The highest point in the state of Georgia, Brasstown Bald, is known to native Cherokee as Etonah and to many Georgians as among the best locations to view the changing fall colors. The term “bald” is used to describe deforested mountaintops in the southern Appalachians that have 360-degree unobstructed views.
And the views can indeed be spectacular. But the high, grassland mountaintops, rather than naturally occurring, are part of a manufactured landscape about 10,000 years old. Brasstown Bald—along with many other mountaintops and upland grasslands often mistaken as natural wonders—is nothing less than the ecological legacy of bioengineers of the past.
“Those ancestors who lived around these mountains on the upper part of the Appalachians shared the space with the megafauna of the Pleistocene,” said Fausto Sarmiento, UGA professor of geography and the author of a new study seeking to explain mountains as socio-ecological systems. “These people actually changed the mountains in such a way that we are now viewing a ‘natural’ landscape that is indeed a ‘cultural’ landscape that has been maintained by the human practice of burning, in particular.”

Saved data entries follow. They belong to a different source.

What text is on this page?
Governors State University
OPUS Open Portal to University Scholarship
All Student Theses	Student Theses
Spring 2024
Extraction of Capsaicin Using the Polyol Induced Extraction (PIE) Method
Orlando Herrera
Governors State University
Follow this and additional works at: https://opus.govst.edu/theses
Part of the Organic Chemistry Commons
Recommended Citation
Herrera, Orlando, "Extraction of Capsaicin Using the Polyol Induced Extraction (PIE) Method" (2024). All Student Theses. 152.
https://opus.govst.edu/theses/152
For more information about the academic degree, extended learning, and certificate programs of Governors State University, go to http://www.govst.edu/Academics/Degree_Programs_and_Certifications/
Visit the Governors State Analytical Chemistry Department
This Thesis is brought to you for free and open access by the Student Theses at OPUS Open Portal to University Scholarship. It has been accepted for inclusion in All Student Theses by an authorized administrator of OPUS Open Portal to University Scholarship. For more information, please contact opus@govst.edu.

In “Montology manifesto: Echoes toward a transdisciplinary science of mountains,” published in November 2020 in the Journal of Mountain Science, Sarmiento posits a rationale for montology, a science of mountains that transcends disciplinary boundaries. Just like the Appalachian balds, the Andean páramos he studies are culture-nature fusion landscapes, such as those around Mount Chimborazo, the birthplace of montology.
Scientific terminology is always responding to fads, Sarmiento said.